A record plunge in U.S. oil inventories is exposing a deep disconnect between financial markets trading on political headlines and a physical market rapidly running out of crude. Global oil stocks fell by more than 17 million barrels last week, yet Brent crude continues to hover around $110, capped by unsubstantiated rumors of a U.S.-Iran deal that could reopen the Strait of Hormuz.
"Sell the tweet, buy the molecule," Jeff Currie, the former head of commodities research at Goldman Sachs and current Carlyle Group advisor, said in an interview Monday. Currie noted there have been five different announcements of an imminent U.S.-Iran deal since the conflict began, with zero actual deals materializing, arguing that Iran's negotiating power only increases as global inventories shrink.
The latest data from the U.S. Energy Information Administration (EIA) shows the scale of the depletion, with total crude inventories falling by a record 17.8 million barrels for the week ending May 15. The drop was driven by a historic 9.9 million barrel drawdown from the Strategic Petroleum Reserve (SPR), which now sits at just 374 million barrels, its lowest level since July 2024. Commercial inventories are now 2 percent below the five-year average for this time of year, according to the EIA.

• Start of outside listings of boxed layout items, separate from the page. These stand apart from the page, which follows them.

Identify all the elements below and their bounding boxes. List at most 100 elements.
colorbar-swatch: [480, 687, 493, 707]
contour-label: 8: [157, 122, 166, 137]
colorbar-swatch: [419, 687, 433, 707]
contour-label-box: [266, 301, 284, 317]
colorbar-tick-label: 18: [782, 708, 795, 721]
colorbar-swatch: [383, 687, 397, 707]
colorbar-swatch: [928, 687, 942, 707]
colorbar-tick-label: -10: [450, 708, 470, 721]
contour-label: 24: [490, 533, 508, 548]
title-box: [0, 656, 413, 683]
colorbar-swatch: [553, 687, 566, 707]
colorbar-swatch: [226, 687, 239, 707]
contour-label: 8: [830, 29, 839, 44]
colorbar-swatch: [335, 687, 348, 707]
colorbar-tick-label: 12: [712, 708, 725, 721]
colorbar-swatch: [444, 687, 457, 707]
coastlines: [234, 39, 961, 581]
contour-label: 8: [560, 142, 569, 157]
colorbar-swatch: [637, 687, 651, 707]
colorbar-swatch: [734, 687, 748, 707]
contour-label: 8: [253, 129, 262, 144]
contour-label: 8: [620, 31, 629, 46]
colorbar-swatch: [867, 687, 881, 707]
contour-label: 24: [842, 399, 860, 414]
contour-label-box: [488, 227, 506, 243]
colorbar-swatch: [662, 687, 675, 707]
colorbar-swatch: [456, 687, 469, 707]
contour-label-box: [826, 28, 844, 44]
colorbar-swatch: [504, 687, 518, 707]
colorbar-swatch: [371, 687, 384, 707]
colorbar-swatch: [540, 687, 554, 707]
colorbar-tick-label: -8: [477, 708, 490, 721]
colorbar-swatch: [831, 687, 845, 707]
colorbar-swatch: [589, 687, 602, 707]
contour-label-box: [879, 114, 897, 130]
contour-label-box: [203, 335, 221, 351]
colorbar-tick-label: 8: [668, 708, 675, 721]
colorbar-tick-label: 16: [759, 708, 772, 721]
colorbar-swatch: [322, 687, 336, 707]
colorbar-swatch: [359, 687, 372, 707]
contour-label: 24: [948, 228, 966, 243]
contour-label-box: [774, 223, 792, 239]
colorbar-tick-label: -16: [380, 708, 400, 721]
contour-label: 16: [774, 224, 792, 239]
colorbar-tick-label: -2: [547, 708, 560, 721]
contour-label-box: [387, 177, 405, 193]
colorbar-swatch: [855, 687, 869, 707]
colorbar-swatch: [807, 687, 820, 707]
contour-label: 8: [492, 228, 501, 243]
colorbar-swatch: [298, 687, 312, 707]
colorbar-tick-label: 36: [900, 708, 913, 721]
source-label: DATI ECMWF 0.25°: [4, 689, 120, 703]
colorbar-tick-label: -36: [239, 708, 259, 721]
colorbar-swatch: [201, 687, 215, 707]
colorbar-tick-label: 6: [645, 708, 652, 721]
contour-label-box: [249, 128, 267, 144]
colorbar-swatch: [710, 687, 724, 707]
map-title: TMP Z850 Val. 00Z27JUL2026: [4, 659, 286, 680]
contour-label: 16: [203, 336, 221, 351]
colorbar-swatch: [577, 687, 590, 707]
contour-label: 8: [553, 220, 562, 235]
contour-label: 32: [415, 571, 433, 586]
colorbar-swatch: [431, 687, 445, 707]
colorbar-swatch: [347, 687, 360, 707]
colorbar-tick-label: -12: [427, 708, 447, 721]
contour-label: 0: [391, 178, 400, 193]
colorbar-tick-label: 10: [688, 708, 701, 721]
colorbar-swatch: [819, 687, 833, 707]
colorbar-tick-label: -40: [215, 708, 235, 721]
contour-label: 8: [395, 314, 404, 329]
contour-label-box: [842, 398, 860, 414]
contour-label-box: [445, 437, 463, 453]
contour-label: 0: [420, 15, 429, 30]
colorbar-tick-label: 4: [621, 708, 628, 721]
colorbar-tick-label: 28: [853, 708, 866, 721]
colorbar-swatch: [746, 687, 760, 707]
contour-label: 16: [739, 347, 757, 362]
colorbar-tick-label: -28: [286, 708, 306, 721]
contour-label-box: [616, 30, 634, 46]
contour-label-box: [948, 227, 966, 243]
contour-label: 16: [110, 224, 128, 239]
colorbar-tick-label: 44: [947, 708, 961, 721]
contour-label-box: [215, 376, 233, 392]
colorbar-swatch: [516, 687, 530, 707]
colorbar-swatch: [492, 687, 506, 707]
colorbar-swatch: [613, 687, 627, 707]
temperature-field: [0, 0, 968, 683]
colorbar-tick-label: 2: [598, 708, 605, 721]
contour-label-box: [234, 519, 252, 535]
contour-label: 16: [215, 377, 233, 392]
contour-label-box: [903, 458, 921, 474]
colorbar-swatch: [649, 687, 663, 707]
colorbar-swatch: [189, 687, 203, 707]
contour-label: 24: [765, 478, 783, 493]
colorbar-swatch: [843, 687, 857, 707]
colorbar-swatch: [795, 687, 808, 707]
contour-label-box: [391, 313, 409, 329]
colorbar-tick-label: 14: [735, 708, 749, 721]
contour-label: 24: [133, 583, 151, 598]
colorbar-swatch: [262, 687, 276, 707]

This physical tightening is creating a dangerous reality that financial markets are ignoring, according to Currie. He warned that key Asian markets have already hit their minimum operational inventory levels, or "tank bottoms." Europe, which is currently absorbing the bulk of U.S. SPR exports, is expected to face similar pressures within weeks, with the U.S. potentially feeling a supply pinch as soon as July. Even if a deal to reopen the Strait of Hormuz were announced tomorrow, Currie estimates it would take at least six months to resolve the underlying supply deficit.
From Scarcity to Absence
The current situation marks a fundamental shift from previous oil shocks, Currie argued. While the 2008 price spike to $147 per barrel and the 2022 disruption following Russia's invasion of Ukraine were about scarcity and rationing, the market is now facing the prospect of "absence." He compared it to a "rare earth moment," where the removal of a small but critical component can halt an entire economic supply chain, causing an impact far greater than its nominal GDP share would suggest.
Other analysts have echoed these concerns. "Inventory drawdowns have acted as shock absorbers so far, helping to prevent oil prices from soaring even higher," said Bob McNally, president of Rapidan Energy Group, in an interview with Newsweek. "But as those inventories drop to operational minimum levels this summer, that shock absorber effect will wear off."
SPR Fuels Record Exports
The Trump administration's decision to release 172 million barrels from the SPR has accelerated the inventory decline. While intended to lower domestic fuel prices, which are up 50 percent to over $4.50 a gallon, the policy has also fueled a surge in exports. According to recent data, May U.S. oil exports are on track to surpass 5.5 million barrels per day for the first time in history.
Roughly 60 percent of the released SPR barrels are consumed by the domestic downstream market, but the remaining 40 percent are being shipped abroad to meet desperate demand in Europe and Asia. As Mizuho's Director of Energy Futures, Bob Yawger, noted, these countries are "scraping the bottom of the tank," requiring ever-larger volumes from the U.S. and hastening the depletion of America's last line of defense against a supply crisis.
This article is for informational purposes only and does not constitute investment advice.